If you peeked through my quiet time journals to God over the past six years you’ll find this prayer:
“Give me perpetual brokenheartedness.”
Why, you may ask, would I pray for a broken heart when I should be praying for God to heal my heart?
In short, Psalm 51:17
I discovered this beautiful verse at a time when my heart was broken. I wanted the excruciating pain to go away and for my heart to be mended. Once and for all.
A more in depth look at the meaning of despise, years later brought a whole new perspective for me.
“…a broken and contrite heart, O God, you will not despise.”
Despise, in Hebrew, means:
to refuse to accept
I could have said this much simpler, but I wanted you to see it as I did. In other words, this broken and contrite heart, is the very thing – the sacrifice – we are to bring to Him. And when we do, He promises He will not despise it. He will not turn it away.
What a beautiful promise and one I so desperately need. The truth is, God should have turned me away.
Praying a prayer like this however, comes at a price. We all know those who go through life with their heads in the sand. Why? Because, “ignorance is bliss,” right? Well, not so fast. God’s word has a lot to say about ignorance and it isn’t pretty.
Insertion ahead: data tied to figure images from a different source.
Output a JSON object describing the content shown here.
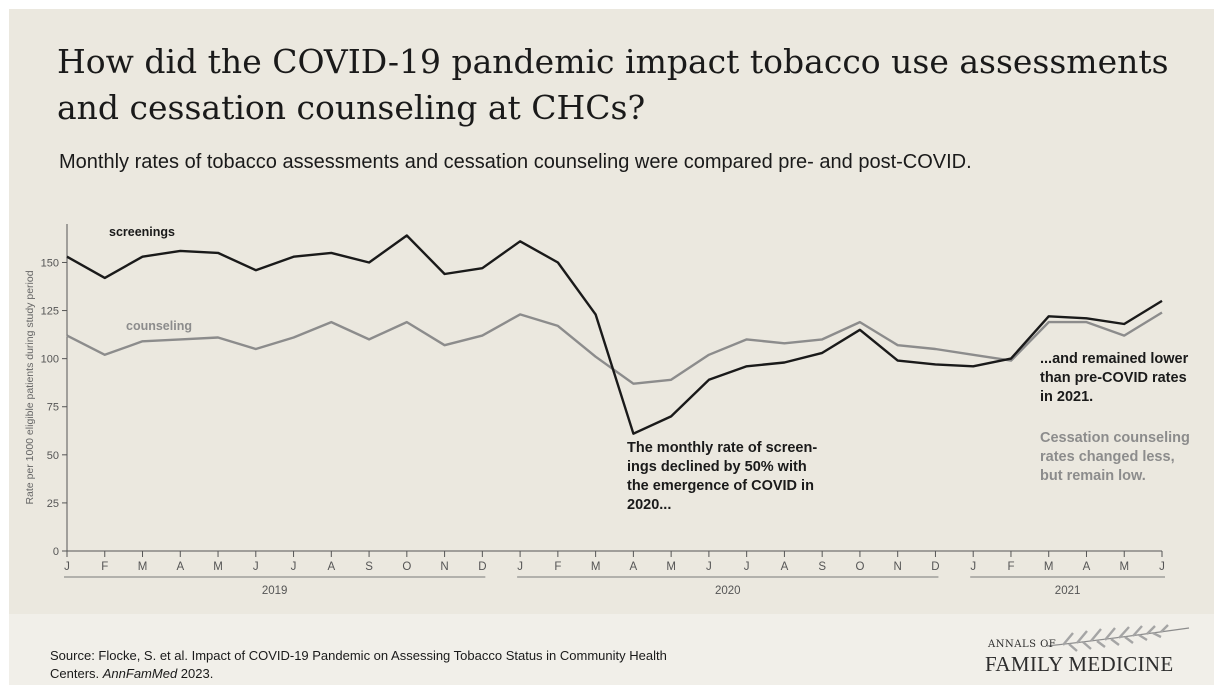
{
  "title": "How did the COVID-19 pandemic impact tobacco use assessments and cessation counseling at CHCs?",
  "subtitle": "Monthly rates of tobacco assessments and cessation counseling were compared pre- and post-COVID.",
  "source": {
    "prefix": "Source: Flocke, S. et al. Impact of COVID-19 Pandemic on Assessing Tobacco Status in Community Health Centers. ",
    "journal": "AnnFamMed",
    "suffix": " 2023."
  },
  "logo": {
    "line1": "ANNALS OF",
    "line2": "FAMILY MEDICINE"
  },
  "colors": {
    "background": "#ebe8df",
    "screenings": "#1a1a1a",
    "counseling": "#8c8c8c",
    "axis": "#555555"
  },
  "chart_data": {
    "type": "line",
    "ylabel": "Rate per 1000 eligible patients during study period",
    "xlabel": "",
    "ylim": [
      0,
      170
    ],
    "yticks": [
      0,
      25,
      50,
      75,
      100,
      125,
      150
    ],
    "grid": false,
    "categories": [
      "J",
      "F",
      "M",
      "A",
      "M",
      "J",
      "J",
      "A",
      "S",
      "O",
      "N",
      "D",
      "J",
      "F",
      "M",
      "A",
      "M",
      "J",
      "J",
      "A",
      "S",
      "O",
      "N",
      "D",
      "J",
      "F",
      "M",
      "A",
      "M",
      "J"
    ],
    "year_groups": [
      {
        "label": "2019",
        "start": 0,
        "end": 11
      },
      {
        "label": "2020",
        "start": 12,
        "end": 23
      },
      {
        "label": "2021",
        "start": 24,
        "end": 29
      }
    ],
    "series": [
      {
        "name": "screenings",
        "values": [
          153,
          142,
          153,
          156,
          155,
          146,
          153,
          155,
          150,
          164,
          144,
          147,
          161,
          150,
          123,
          61,
          70,
          89,
          96,
          98,
          103,
          115,
          99,
          97,
          96,
          100,
          122,
          121,
          118,
          130
        ]
      },
      {
        "name": "counseling",
        "values": [
          112,
          102,
          109,
          110,
          111,
          105,
          111,
          119,
          110,
          119,
          107,
          112,
          123,
          117,
          101,
          87,
          89,
          102,
          110,
          108,
          110,
          119,
          107,
          105,
          102,
          99,
          119,
          119,
          112,
          124
        ]
      }
    ],
    "annotations": [
      {
        "id": "decline",
        "lines": [
          "The monthly rate of screen-",
          "ings declined by 50% with",
          "the emergence of COVID in",
          "2020..."
        ]
      },
      {
        "id": "remained",
        "lines": [
          "...and remained lower",
          "than pre-COVID rates",
          "in 2021."
        ]
      },
      {
        "id": "counseling-note",
        "lines": [
          "Cessation counseling",
          "rates changed less,",
          "but remain low."
        ]
      }
    ]
  }
}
My heart was suffocating from a lifetime of building walls around it, but I kind of liked the numbness.
Our hearts should feel and be tender but if I am being honest, I don’t always want mine to. In ways, it was easier when my heart was hard. I didn’t feel so much or so deeply.
Ezekiel 11:19 says,
“And I will give them one heart, and I will put a new spirit within you; and I will take the stony heart out of their flesh, and will give them an heart of flesh.”
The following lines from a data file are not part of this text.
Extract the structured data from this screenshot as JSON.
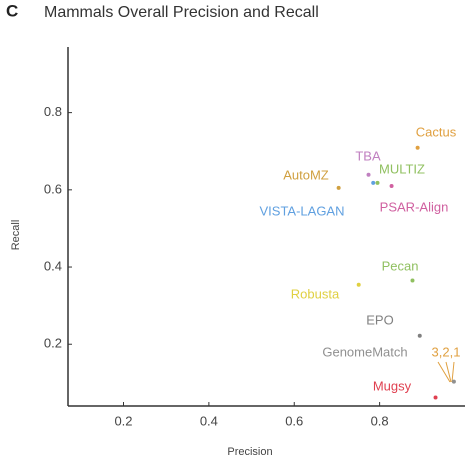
{
  "chart_data": {
    "type": "scatter",
    "panel_label": "C",
    "title": "Mammals Overall Precision and Recall",
    "x_label": "Precision",
    "y_label": "Recall",
    "xlim": [
      0.07,
      1.0
    ],
    "ylim": [
      0.04,
      0.97
    ],
    "xticks": [
      0.2,
      0.4,
      0.6,
      0.8
    ],
    "yticks": [
      0.2,
      0.4,
      0.6,
      0.8
    ],
    "series": [
      {
        "name": "Cactus",
        "color": "#e0a040",
        "x": [
          0.889
        ],
        "y": [
          0.709
        ]
      },
      {
        "name": "TBA",
        "color": "#c080c0",
        "x": [
          0.774
        ],
        "y": [
          0.639
        ]
      },
      {
        "name": "MULTIZ",
        "color": "#90c060",
        "x": [
          0.795
        ],
        "y": [
          0.618
        ]
      },
      {
        "name": "AutoMZ",
        "color": "#d0a040",
        "x": [
          0.704
        ],
        "y": [
          0.605
        ]
      },
      {
        "name": "PSAR-Align",
        "color": "#d060a0",
        "x": [
          0.828
        ],
        "y": [
          0.61
        ]
      },
      {
        "name": "VISTA-LAGAN",
        "color": "#60a0e0",
        "x": [
          0.785
        ],
        "y": [
          0.618
        ]
      },
      {
        "name": "Pecan",
        "color": "#90c060",
        "x": [
          0.877
        ],
        "y": [
          0.365
        ]
      },
      {
        "name": "Robusta",
        "color": "#e0d040",
        "x": [
          0.751
        ],
        "y": [
          0.354
        ]
      },
      {
        "name": "EPO",
        "color": "#808080",
        "x": [
          0.894
        ],
        "y": [
          0.222
        ]
      },
      {
        "name": "GenomeMatch",
        "color": "#909090",
        "x": [
          0.974
        ],
        "y": [
          0.103
        ]
      },
      {
        "name": "Mugsy",
        "color": "#e04050",
        "x": [
          0.931
        ],
        "y": [
          0.062
        ]
      }
    ],
    "annotation": "3,2,1"
  }
}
God did that for me on February 14, 2011 but everyday since I’ve been on guard to keep the stones out.
I write today from this place of raw emotion. Like a wound that burns when air hits it and like a wound, sometimes it needs to be exposed in order to heal.
If you have wounds that burn today may God bring healing in the midst of the pain. Please don’t try to cover it up. Instead, tell it to Jesus…
How do you keep a tender heart before God and others?